En noviembre de 2009, el Gobierno aprobó la Ley de Economía Sostenible. Según sus impulsores, debía situar a nuestra economía en el camino del conocimiento y la innovación, con la intención de impulsar la competitividad y lograr la sostenibilidad medioambiental.

El objetivo era que el país dejara de depender, en exclusiva, de los tres motores que han materializado nuestro «modelo económico de éxito», según ha dicho ZP en Japón: el ladrillo, el coche y el turismo. Si nos fijamos en la (antaño) puntera Cataluña, esta semana se ha podido dar fe de la gran visión de nuestros dirigentes.

El presidente de la Generalitat, José Montilla, recibió un masaje en medios afines gracias a la posible implantación de… una fábrica de coches de la firma Chery (que vende turismos a las capas más jóvenes y con menor poder adquisitivo de China).
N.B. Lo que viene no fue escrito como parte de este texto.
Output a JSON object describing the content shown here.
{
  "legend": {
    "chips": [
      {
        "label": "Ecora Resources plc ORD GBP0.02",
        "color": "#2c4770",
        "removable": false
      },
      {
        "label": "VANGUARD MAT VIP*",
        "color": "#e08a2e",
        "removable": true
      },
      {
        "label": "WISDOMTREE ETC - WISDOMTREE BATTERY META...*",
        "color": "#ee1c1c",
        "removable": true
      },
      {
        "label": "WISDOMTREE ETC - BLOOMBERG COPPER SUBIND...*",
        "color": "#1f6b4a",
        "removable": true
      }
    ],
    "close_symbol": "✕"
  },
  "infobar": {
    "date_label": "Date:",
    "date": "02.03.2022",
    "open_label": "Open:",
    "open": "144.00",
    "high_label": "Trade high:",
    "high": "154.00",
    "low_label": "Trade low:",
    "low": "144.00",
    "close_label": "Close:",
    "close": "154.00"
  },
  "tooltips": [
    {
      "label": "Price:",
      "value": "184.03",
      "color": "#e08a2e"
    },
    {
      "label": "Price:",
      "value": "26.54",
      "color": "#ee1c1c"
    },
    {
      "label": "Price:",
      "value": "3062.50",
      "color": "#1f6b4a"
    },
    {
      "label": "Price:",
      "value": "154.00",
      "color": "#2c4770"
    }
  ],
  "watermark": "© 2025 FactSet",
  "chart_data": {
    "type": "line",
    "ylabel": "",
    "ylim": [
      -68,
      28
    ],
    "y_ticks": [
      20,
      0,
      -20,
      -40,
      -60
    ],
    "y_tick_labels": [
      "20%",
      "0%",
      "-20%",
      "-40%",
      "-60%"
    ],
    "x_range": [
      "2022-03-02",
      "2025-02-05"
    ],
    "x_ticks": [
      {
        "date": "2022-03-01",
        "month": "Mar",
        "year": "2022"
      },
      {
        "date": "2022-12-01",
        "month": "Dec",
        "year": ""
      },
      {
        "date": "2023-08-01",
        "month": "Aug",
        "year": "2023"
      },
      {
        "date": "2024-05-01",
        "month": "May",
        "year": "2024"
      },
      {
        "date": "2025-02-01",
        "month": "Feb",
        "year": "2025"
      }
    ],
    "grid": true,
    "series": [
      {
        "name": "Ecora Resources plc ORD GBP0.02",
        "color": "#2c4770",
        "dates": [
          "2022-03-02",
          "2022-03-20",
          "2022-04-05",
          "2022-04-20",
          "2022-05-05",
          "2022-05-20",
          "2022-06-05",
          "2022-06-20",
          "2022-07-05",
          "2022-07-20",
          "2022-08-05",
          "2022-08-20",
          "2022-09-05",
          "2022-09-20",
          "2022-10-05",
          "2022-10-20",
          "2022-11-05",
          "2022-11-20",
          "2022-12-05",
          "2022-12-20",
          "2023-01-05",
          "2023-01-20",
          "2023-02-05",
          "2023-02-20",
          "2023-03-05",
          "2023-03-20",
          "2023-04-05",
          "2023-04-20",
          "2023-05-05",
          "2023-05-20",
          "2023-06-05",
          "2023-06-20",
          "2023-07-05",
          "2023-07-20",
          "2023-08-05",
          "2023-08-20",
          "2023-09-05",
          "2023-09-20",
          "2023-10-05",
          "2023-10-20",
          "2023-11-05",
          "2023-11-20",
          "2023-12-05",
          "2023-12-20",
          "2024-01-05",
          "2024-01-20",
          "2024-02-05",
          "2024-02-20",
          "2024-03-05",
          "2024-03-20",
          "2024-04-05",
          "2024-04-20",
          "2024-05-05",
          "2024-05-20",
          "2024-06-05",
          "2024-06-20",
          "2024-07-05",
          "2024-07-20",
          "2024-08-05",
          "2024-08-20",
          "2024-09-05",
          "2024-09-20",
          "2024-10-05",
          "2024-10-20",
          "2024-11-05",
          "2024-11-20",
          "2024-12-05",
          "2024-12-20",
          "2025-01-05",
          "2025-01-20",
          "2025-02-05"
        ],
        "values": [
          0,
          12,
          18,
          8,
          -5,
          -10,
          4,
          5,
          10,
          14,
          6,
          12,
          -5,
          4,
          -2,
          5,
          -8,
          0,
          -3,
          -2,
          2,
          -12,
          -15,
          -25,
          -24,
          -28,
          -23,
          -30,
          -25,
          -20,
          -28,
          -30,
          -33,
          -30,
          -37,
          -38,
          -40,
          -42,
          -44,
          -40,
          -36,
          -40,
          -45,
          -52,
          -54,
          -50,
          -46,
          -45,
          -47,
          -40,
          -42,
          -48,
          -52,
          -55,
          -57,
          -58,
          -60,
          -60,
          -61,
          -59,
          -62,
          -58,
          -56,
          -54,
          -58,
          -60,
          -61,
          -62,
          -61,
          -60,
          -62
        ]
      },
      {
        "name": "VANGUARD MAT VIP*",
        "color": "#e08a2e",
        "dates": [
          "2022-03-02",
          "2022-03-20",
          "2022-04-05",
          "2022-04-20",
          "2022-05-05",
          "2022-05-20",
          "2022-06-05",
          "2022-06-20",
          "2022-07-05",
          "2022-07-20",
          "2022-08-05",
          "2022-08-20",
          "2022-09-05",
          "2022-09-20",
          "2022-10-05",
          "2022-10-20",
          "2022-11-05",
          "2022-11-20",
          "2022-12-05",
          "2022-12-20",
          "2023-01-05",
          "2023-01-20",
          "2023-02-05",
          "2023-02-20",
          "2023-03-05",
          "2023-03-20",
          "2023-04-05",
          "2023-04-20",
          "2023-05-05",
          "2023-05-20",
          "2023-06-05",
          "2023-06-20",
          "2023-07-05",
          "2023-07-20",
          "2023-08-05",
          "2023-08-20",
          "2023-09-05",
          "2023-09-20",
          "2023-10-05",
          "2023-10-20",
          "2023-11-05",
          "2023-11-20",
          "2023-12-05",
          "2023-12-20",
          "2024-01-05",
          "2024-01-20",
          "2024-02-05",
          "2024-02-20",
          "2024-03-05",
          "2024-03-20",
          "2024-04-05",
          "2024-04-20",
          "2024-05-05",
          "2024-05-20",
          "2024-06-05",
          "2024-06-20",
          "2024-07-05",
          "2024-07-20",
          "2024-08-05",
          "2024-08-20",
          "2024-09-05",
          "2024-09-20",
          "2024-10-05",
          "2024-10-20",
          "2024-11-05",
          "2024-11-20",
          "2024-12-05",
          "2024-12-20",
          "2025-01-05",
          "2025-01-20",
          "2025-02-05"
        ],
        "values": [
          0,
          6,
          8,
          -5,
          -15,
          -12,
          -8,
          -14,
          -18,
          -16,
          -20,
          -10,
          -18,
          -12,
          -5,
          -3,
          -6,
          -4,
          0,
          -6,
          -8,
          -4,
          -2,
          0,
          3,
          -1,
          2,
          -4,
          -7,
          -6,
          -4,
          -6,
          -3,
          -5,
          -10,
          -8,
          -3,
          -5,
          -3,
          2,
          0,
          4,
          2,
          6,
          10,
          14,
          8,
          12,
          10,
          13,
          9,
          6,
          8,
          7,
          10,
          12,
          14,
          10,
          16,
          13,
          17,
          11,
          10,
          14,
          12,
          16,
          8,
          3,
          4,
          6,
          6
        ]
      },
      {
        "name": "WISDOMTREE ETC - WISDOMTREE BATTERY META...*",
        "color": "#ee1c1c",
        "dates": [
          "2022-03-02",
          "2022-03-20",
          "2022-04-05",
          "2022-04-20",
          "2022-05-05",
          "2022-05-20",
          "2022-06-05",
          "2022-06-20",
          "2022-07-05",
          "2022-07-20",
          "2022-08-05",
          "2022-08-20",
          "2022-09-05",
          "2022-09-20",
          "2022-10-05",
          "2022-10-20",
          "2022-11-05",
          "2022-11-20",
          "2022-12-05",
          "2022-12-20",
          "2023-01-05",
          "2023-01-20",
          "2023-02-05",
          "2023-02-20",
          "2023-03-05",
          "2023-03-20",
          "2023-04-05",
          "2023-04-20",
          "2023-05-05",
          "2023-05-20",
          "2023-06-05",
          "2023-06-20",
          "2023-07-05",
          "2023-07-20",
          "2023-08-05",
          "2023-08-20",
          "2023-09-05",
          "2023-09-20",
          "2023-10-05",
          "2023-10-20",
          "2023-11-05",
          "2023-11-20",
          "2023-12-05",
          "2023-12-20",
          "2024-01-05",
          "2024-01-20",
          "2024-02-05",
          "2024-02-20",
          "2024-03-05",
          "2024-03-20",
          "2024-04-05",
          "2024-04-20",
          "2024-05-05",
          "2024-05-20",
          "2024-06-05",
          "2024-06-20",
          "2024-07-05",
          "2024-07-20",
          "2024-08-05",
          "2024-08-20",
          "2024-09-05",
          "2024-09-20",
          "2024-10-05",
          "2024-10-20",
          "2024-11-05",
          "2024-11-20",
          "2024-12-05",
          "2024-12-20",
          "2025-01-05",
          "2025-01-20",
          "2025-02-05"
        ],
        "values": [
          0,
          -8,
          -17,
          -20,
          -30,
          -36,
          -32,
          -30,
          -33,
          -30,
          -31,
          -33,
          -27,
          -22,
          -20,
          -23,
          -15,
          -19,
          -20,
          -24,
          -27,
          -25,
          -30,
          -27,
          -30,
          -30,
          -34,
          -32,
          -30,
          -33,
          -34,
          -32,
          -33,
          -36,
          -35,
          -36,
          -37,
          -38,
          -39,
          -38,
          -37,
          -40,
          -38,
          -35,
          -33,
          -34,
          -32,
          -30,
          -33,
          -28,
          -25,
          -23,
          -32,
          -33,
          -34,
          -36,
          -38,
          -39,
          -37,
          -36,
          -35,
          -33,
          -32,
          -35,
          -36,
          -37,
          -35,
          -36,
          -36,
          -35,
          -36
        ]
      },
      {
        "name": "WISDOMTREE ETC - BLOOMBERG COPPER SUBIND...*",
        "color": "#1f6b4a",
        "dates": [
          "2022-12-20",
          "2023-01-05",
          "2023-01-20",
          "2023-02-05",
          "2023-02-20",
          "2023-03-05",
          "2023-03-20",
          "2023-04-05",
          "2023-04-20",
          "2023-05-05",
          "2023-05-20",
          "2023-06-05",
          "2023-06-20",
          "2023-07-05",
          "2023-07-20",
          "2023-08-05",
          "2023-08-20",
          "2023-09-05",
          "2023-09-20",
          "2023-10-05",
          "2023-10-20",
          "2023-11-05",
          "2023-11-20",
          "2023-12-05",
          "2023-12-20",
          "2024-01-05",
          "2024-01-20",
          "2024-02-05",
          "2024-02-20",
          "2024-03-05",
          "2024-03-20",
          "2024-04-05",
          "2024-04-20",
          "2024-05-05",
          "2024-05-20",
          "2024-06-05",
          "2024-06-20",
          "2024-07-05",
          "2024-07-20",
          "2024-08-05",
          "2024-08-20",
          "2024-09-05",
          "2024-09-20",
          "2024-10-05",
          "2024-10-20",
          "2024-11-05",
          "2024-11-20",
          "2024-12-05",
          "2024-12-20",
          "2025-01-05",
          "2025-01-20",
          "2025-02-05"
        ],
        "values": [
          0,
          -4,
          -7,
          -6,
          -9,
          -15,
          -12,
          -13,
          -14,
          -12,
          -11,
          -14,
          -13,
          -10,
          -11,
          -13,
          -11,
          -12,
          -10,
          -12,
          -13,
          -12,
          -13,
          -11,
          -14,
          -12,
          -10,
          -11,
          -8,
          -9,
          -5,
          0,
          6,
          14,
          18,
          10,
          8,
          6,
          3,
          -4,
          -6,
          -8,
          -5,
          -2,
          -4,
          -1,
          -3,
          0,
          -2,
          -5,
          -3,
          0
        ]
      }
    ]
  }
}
Cuando, terminada la droga… perdón, las ayudas al sector, la venta de coches ha retrocedido en España a niveles de 1989, la inversión de futuro de la innovadora Cataluña es fabricar vehículos de una compañía que se ha expandido a países tan sólidos y con salarios tan altos como Egipto, Rusia o Ucrania. Más que la Champions League parece la promoción de ascenso a Segunda B.

Para rematar la jugada innovadora, la compañía aérea Ryanair se ha instalado en el aeropuerto del Prat, lo que llevará a que el segundo aeródromo del país concentre un 50% de usuarios procedentes de aerolíneas de bajo coste (turismo de calidad y de negocios, vaya). Nada que objetar sino fuera porque, en marzo de 2007, el empresariado catalán (curiosa denominación, teniendo en cuenta que la mayoría de los allí presentes eran directivos) montó un aquelarre para que El Prat se convirtiera en una gran plataforma de vuelos intercontinentales. Está claro que les han hecho caso.